Becky Hansen, East Hampton’s town administrator, said yesterday that even the state’s real property tax laws acknowledge that mistakes can sometimes occur. “The town’s perspective is that based on information provided by the school district, the town collected what it believed was the appropriate amount,” she said.
The giveback of $1.7 million will show up in budget documents for the 2024-25 school year as a tax-levy decrease of about $2 million, or 13 percent. It’s very confusing, Mr. Odom said, because expenses are still rising in the district even as money is being returned.
The proposed 2024-25 school budget, while not yet set in stone, stands at $24.13 million, a year-over-year spending increase of about $1.4 million.
“We’re making extra investments in our summer camp and after school programs to keep those as robust as possible.

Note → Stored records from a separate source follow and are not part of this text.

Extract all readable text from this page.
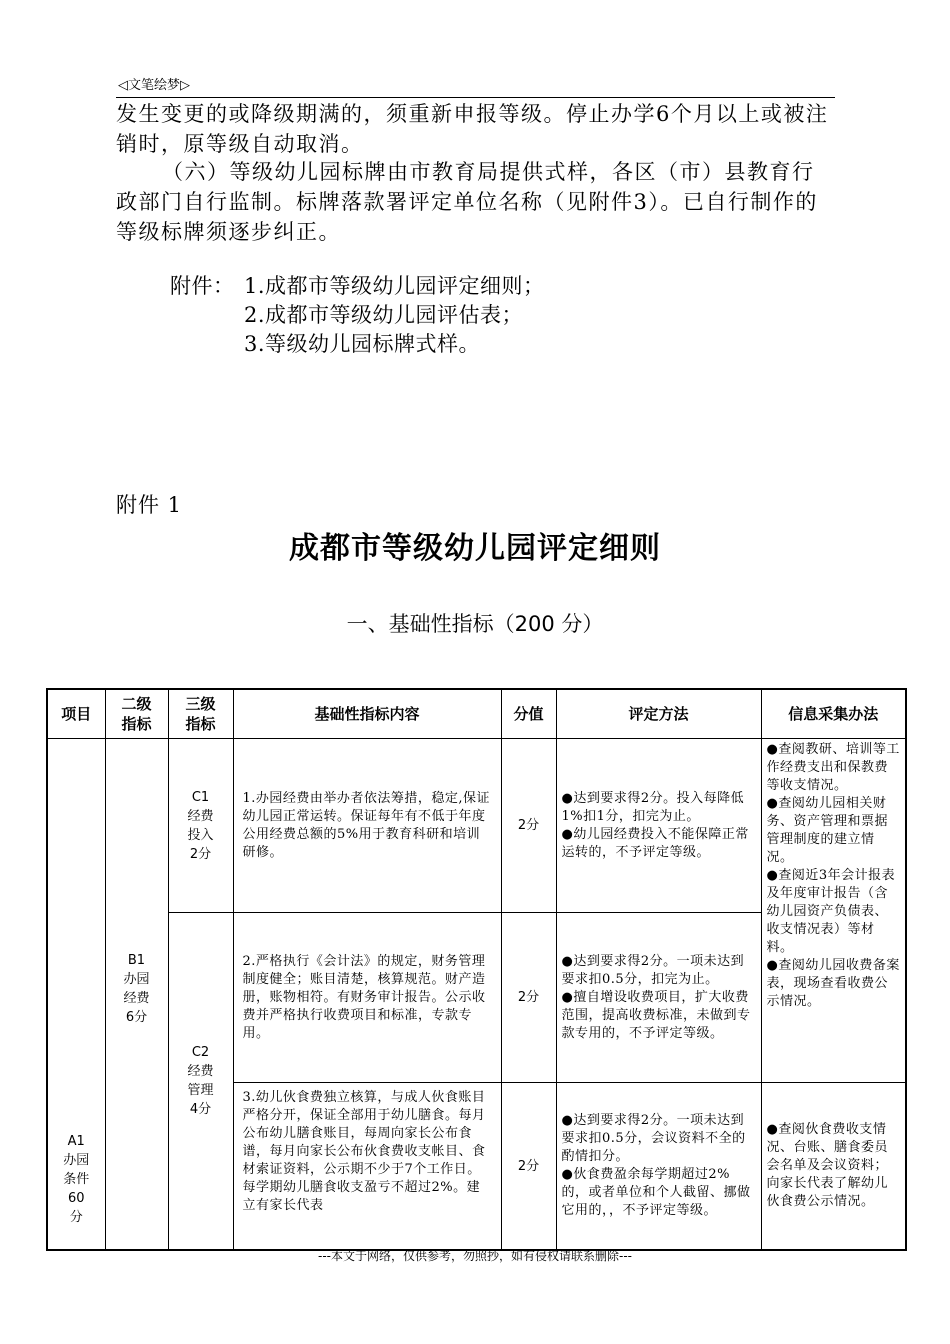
◁文笔绘梦▷

发生变更的或降级期满的，须重新申报等级。停止办学6个月以上或被注销时，原等级自动取消。

（六）等级幼儿园标牌由市教育局提供式样，各区（市）县教育行政部门自行监制。标牌落款署评定单位名称（见附件3）。已自行制作的等级标牌须逐步纠正。

附件： 1.成都市等级幼儿园评定细则；

2.成都市等级幼儿园评估表；

3.等级幼儿园标牌式样。

附件 1
成都市等级幼儿园评定细则
一、基础性指标（200 分）
项目	二级指标	三级指标	基础性指标内容	分值	评定方法	信息采集办法

A1 办园条件 60 分		C1 经费投入 2分	1.办园经费由举办者依法筹措，稳定,保证幼儿园正常运转。保证每年有不低于年度公用经费总额的5%用于教育科研和培训研修。	2分	●达到要求得2分。投入每降低1%扣1分，扣完为止。
●幼儿园经费投入不能保障正常运转的，不予评定等级。	●查阅教研、培训等工作经费支出和保教费等收支情况。
●查阅幼儿园相关财务、资产管理和票据管理制度的建立情况。
●查阅近3年会计报表及年度审计报告（含幼儿园资产负债表、收支情况表）等材料。
●查阅幼儿园收费备案表，现场查看收费公示情况。

	B1 办园经费 6分	C2 经费管理 4分	2.严格执行《会计法》的规定，财务管理制度健全；账目清楚，核算规范。财产造册，账物相符。有财务审计报告。公示收费并严格执行收费项目和标准，专款专用。	2分	●达到要求得2分。一项未达到要求扣0.5分，扣完为止。
●擅自增设收费项目，扩大收费范围，提高收费标准，未做到专款专用的，不予评定等级。	

			3.幼儿伙食费独立核算，与成人伙食账目严格分开，保证全部用于幼儿膳食。每月公布幼儿膳食账目，每周向家长公布食谱，每月向家长公布伙食费收支帐目、食材索证资料，公示期不少于7个工作日。每学期幼儿膳食收支盈亏不超过2%。建立有家长代表	2分	●达到要求得2分。一项未达到要求扣0.5分，会议资料不全的酌情扣分。
●伙食费盈余每学期超过2%的，或者单位和个人截留、挪做它用的，，不予评定等级。	●查阅伙食费收支情况、台账、膳食委员会名单及会议资料；向家长代表了解幼儿伙食费公示情况。
---本文于网络，仅供参考，勿照抄，如有侵权请联系删除---
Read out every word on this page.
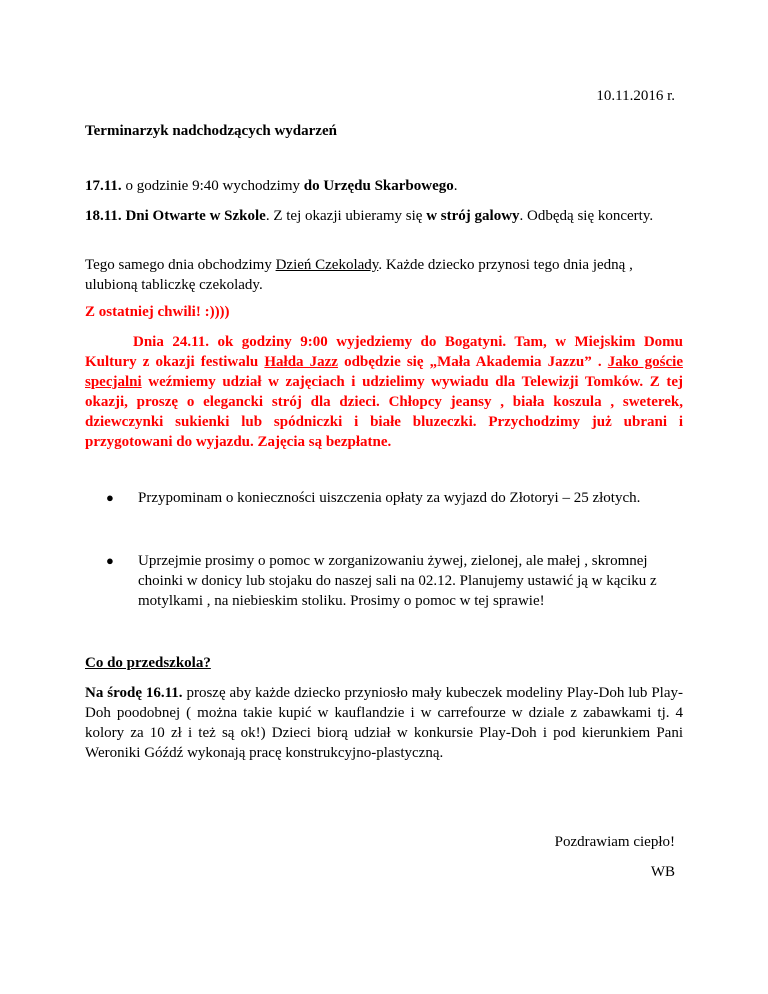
10.11.2016 r.
Terminarzyk nadchodzących wydarzeń
17.11. o godzinie 9:40 wychodzimy do Urzędu Skarbowego.
18.11. Dni Otwarte w Szkole. Z tej okazji ubieramy się w strój galowy. Odbędą się koncerty.
Tego samego dnia obchodzimy Dzień Czekolady. Każde dziecko przynosi tego dnia jedną , ulubioną tabliczkę czekolady.
Z ostatniej chwili! :))))
Dnia 24.11. ok godziny 9:00 wyjedziemy do Bogatyni. Tam, w Miejskim Domu Kultury z okazji festiwalu Hałda Jazz odbędzie się „Mała Akademia Jazzu” . Jako goście specjalni weźmiemy udział w zajęciach i udzielimy wywiadu dla Telewizji Tomków. Z tej okazji, proszę o elegancki strój dla dzieci. Chłopcy jeansy , biała koszula , sweterek, dziewczynki sukienki lub spódniczki i białe bluzeczki. Przychodzimy już ubrani i przygotowani do wyjazdu. Zajęcia są bezpłatne.
●	Przypominam o konieczności uiszczenia opłaty za wyjazd do Złotoryi – 25 złotych.
●	Uprzejmie prosimy o pomoc w zorganizowaniu żywej, zielonej, ale małej , skromnej choinki w donicy lub stojaku do naszej sali na 02.12. Planujemy ustawić ją w kąciku z motylkami , na niebieskim stoliku. Prosimy o pomoc w tej sprawie!
Co do przedszkola?
Na środę 16.11. proszę aby każde dziecko przyniosło mały kubeczek modeliny Play-Doh lub Play-Doh poodobnej ( można takie kupić w kauflandzie i w carrefourze w dziale z zabawkami tj. 4 kolory za 10 zł i też są ok!) Dzieci biorą udział w konkursie Play-Doh i pod kierunkiem Pani Weroniki Góźdź wykonają pracę konstrukcyjno-plastyczną.
Pozdrawiam ciepło!
WB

We’re trying to invest in the health of and opportunities for our students,” Mr. Odom said.
The district is also anticipating rising costs for busing students because of the district’s remote geographical location. Montauk, which doesn’t have a cafeteria program, has also started offering fresh fruit (apples, bananas, clementines, and berries when in season) to the students if they want a snack.
But back to the overcollected money — Montauk did not spend any of it. “We put it in a high interest savings account,” Mr. Odom said by phone yesterday, “so there’s even more benefit to the taxpayer there in that we will return those funds plus interest.”
“The awkward part,” he said, was that just one month prior to the discovery of the mistake, a supermajority of Montauk voters said “yes” to an over-the-tax-cap budget for the 2023-24 school year.
“The hard part,” Mr. Odom said, “was to find the mechanism to return it. . . . We worked with the state comptroller, our auditors, accountants, lawyers. It has been a process to find the solution that we think is the most ethical path forward for the residents of Montauk.”
After the error was discovered in June 2023, the school board moved quickly to create a “tax excess” reserve account to ensure none of it would be spent while district officials sorted it out.
Concurrently, it was also discovered that financial statements for the 2021-22 school year were in arrears. Mr. Odom and Fernando Osorio, Montauk’s business administrator, took on a complete review of them, and on Tuesday this week, the school board approved a batch of financial statements and budget transfers that closed out that issue.
“We’re caught up and everything’s being submitted,” Mr. Odom said. “We should be back on schedule with all the future statements. On a fiscal level for Montauk, it’s been a very productive year. If there’s a silver lining, it’s that moving forward, the district is in a really healthy place.”